Computational complexity of least square regression operation

For a least squares regression with $N$ training examples and $C$ features, it takes:

  • $O(C^2N)$ to multiply $X^T$ by $X$
  • $O(CN)$ to multiply $X^T$ by $Y$
  • $O(C^3)$ to compute the LU (or Cholesky) factorization of $X^TX$ and use that to compute the product $(X^TX)^{-1} (X^TY)$

Asymptotically, $O(C^2N)$ dominates $O(CN)$ so we can forget the $O(CN)$ part.

Since you're using the normal equation I will assume that $N>C$ - otherwise the matrix $X^T X$ would be singular (and hence non-invertible), which means that $O(C^2N)$ asymptotically dominates $O(C^3)$.

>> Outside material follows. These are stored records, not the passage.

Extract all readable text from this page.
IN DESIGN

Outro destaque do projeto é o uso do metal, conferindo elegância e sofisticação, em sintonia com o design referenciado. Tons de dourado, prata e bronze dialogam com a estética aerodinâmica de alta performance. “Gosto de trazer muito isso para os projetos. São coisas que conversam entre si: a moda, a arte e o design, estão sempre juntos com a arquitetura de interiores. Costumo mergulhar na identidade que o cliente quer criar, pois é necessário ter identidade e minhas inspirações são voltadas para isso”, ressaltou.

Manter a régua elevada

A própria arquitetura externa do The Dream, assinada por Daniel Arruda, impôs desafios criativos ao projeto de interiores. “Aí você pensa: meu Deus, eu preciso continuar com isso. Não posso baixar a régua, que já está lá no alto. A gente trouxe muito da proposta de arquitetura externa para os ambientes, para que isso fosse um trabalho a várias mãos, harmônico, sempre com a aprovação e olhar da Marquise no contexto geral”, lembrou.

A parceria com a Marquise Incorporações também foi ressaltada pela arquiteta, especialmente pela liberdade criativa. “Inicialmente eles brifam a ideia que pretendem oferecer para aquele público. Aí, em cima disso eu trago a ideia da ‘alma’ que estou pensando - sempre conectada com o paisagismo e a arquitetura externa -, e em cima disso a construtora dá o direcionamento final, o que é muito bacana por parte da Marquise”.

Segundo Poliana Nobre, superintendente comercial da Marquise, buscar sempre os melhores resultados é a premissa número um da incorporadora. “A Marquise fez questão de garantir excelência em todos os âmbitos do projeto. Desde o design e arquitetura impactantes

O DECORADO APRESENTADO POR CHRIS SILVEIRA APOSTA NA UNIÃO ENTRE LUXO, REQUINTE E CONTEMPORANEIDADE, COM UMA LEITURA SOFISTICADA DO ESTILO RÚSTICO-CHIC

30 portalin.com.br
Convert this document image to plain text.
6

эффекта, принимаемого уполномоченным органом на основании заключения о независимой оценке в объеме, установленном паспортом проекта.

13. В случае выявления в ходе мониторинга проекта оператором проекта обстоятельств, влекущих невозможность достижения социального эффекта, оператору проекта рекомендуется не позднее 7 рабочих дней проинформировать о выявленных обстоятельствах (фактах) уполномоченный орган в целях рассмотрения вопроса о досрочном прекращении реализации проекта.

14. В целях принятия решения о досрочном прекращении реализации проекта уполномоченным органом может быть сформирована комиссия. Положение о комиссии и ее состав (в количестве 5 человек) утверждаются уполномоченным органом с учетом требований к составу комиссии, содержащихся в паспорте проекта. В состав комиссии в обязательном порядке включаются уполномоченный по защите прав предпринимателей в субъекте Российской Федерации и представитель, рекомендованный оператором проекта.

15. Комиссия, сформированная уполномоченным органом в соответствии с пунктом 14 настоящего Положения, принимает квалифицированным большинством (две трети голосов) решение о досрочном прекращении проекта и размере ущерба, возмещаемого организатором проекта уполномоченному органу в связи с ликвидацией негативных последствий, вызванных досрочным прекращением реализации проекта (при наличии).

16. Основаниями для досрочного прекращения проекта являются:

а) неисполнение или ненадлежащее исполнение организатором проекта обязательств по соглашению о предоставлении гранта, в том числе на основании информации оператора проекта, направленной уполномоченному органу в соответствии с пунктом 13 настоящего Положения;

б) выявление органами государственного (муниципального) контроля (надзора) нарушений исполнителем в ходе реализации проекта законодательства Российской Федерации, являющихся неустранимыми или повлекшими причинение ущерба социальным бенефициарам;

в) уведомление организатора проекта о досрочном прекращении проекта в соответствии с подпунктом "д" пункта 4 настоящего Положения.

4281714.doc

Therefore the total time complexity is $O(C^2N)$. You should note that this is only the asymptotic complexity - in particular, for $C$, $N$ smallish you may find that computing the LU or Cholesky decomposition of $X^T X$ takes significantly longer than multiplying $X^T$ by $X$.

Edit: Note that if you have two datasets with the same features, labeled 1 and 2, and you have already computed $X_1^T X_1$, $X_1^TY_1$ and $X_2^TX_2$, $X_2^TY_2$ then training the combined dataset is only $O(C^3)$ since you just add the relevant matrices and vectors, and then solve a $C\times C$ linear system.

In particular this allows you do to very fast bootstrap, jackknife and cross-validation when you are training an OLS regression (or variants like ridge regression, lasso, constrained OLS etc).